What are the Federal Sentencing Guidelines?
The Federal Sentencing Guidelines are rules created by the Federal Sentencing Commission in an effort to create a uniform sentencing policy for individuals and organizations convicted of Federal crimes. The Federal Sentencing Guidelines were originally created as mandatory guidelines but recent developments in the law have changed the mandatory nature of the guidelines.
In 2005, the U.S. Supreme Court’s held in United States v Booker, 543 U.S. 220 (2005) that the Guidelines, as originally constituted, violated the Sixth Amendment right to trial by jury. Since Booker was decided there have been a slew of decisions that have cemented the discretionary nature of the sentencing guidelines. When determining an appropriate sentence in federal court, federal judges must calculate the guidelines and consider them when determining a sentence but are not required to issue sentences within the guidelines.

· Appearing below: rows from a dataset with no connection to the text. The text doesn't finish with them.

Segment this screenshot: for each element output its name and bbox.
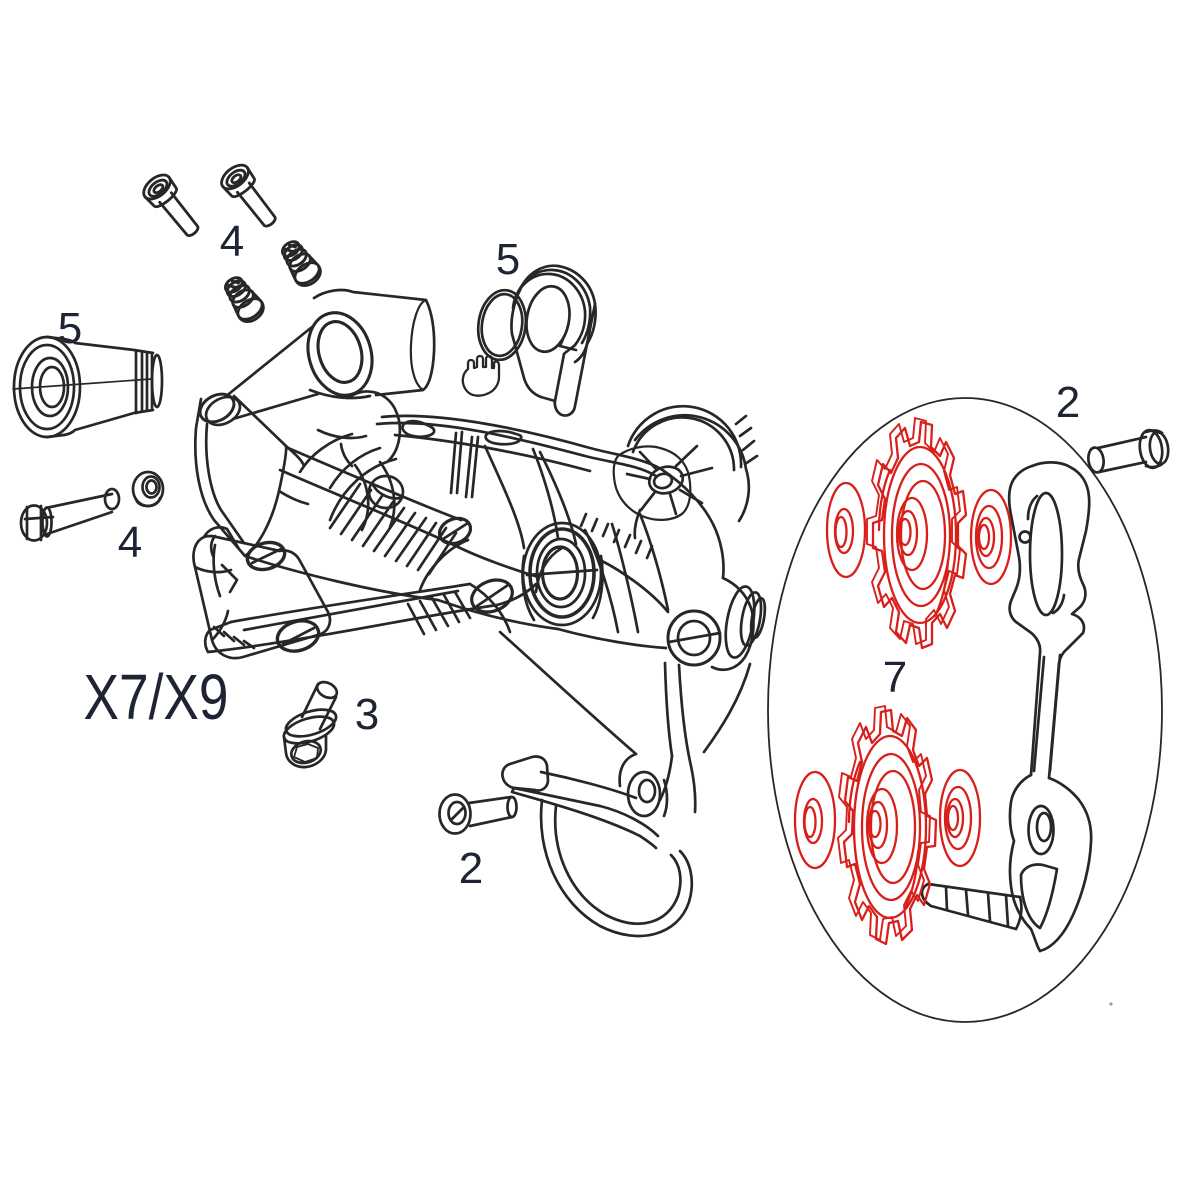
svg-text:2: 2 (1056, 378, 1080, 427)
svg-text:3: 3 (355, 690, 379, 739)
svg-text:4: 4 (220, 217, 244, 266)
svg-text:4: 4 (118, 518, 142, 567)
svg-text:7: 7 (883, 653, 907, 702)
svg-text:2: 2 (459, 844, 483, 893)
svg-text:X7/X9: X7/X9 (84, 661, 229, 733)
svg-text:5: 5 (58, 304, 82, 353)
svg-text:5: 5 (496, 235, 520, 284)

The Supreme Court’s latest decisions emphasize that district courts have wide discretion to fashion an appropriate sentence and that courts of appeals will not disturb those sentences absent an abuse of discretion. Gall v. United States, 522 U.S. 38 (2007). Courts are free to depart from the Guidelines based solely upon disagreement with the Guidelines so long as the court states its disagreement along with sufficient justification for the extent of the departure. See United States v. Parris, 573 F. Supp. 2nd 744, 754-755 (E.D. N.Y. 2008)
The decision in Booker made clear, the Court must still consider all of the factors set forth in 18 USC § 3553(a), which provides that:
The court shall impose a sentence sufficient, but not greater than necessary.
The court, in determining the particular sentence to be imposed, shall consider –
(1) the nature of the circumstances of the offense and the history and characteristics of the defendant;
(2) the need for the sentence imposed –
(A) to reflect the seriousness of the offense, to promote respect for the law, and to provide just punishment for the offense;
(B) to afford adequate deterrence to criminal conduct;
(C) to protect the public from further crimes of the defendant; and
(D) to provide the defendant with needed educational and vocational training, medical care, or other correctional treatment in the most effective manner;
(3) the kinds of sentences available;
(4) the applicable category of offense committed by the applicable category of defendant as set forth in the Guidelines….
(5) any pertinent [Guidelines] policy statements….
(6) the need to avoid unwarranted sentencing disparities among defendants with similar records who have been found guilty of similar conduct; and
(7) the need to provide restitution to any victims of the offense.